Notch dimerization regulates c-Myc and pTα expression in vivo. (A) Exogenous c-Myc expression maintained growth of R1985A-expressing 8946 cells. 8946 cells were transduced with pairs of retroviruses that expressed either GFP or tNGFR as surrogate markers for 48 h, followed by doxycycline (20 ng/mL) treatment for 6 d. GFP⁺NGFR⁺ cell numbers were determined at each time point and are shown as the mean of values from triplicate wells ± SD. Cell numbers from 2 d and 6 d were normalized to that from 0 d. Data are representative of three independent experiments. (B,C) 8946 cells were transduced with viruses expressing ICN1 or the indicated mutants for 24 h, then treated with doxycycline (20 ng/mL) for an additional 24 h. The sorted GFP⁺ cells were harvested and RNA was obtained to analyze gene expression by qPCR. c-Myc (B) and pTα (C) expression relative to 18s RNA are shown as the mean of values from triplicate wells ± SD. Representative data from two independent experiments are shown. (D) The remaining cells were maintained in doxycycline (20 ng/mL) treatment for up to 14 d. GFP⁺NGFR⁺ cell numbers, determined at the indicated times using a Vi-CELL Cell Viability Analyzer (Beckman Coulter) and FACS, are shown as the mean of values from triplicate wells ± SD. Cell numbers from 2 d, 7 d, and 14 d were normalized to 0 d. Data are representative of two independent experiments.

Figure 7.

Models of dimerization-dependent or independent Notch transcription. (CBS) CSL-binding site.

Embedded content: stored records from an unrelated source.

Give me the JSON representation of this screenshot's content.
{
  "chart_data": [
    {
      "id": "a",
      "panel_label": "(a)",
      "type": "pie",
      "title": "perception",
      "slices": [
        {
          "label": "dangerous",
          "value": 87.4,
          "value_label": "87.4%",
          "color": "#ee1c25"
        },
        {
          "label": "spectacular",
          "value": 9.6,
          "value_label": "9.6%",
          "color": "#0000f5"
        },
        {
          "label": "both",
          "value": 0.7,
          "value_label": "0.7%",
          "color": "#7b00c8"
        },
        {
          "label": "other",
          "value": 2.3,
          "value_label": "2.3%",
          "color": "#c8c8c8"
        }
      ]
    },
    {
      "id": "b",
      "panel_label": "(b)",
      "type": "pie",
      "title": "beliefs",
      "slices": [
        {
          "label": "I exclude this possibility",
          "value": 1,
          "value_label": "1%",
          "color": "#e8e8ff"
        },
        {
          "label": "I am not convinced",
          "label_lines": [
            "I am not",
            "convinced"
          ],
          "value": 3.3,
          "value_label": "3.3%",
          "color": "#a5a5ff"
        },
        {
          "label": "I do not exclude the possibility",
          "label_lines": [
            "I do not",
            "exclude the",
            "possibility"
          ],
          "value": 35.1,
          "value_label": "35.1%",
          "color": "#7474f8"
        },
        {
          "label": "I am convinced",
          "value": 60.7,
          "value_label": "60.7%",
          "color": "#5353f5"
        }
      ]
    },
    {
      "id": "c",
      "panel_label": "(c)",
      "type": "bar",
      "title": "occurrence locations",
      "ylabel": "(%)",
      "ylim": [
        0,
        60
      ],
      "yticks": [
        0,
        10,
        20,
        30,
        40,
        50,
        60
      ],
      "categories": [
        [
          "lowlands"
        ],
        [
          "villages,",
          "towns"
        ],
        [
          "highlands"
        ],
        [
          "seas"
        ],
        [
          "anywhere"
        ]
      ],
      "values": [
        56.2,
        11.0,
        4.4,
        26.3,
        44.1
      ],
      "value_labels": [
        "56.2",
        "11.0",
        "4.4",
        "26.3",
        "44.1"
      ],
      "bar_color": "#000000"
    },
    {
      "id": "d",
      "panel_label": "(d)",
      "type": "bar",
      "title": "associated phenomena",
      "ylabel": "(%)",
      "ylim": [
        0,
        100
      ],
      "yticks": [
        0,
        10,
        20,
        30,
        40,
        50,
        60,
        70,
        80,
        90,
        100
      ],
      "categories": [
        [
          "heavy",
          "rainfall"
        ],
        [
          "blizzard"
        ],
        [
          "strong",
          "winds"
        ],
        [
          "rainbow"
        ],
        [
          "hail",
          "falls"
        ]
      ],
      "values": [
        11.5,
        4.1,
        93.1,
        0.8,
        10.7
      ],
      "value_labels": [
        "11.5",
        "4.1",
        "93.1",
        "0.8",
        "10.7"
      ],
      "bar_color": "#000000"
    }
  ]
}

Notch1 transcriptional targets such as Hey1 do not require dimerization, whereas others, such as c-Myc and pTα, are dimerization-dependent. SPSs in pTα are shown to locate in its enhancer, constituted by a canonical CSL-binding site and a cryptic site 16 bp downstream apart. The location of the SPS sites in c-Myc is not yet determined. Hes1 transcription is predicted to depend on Notch binding as both a monomer and dimer.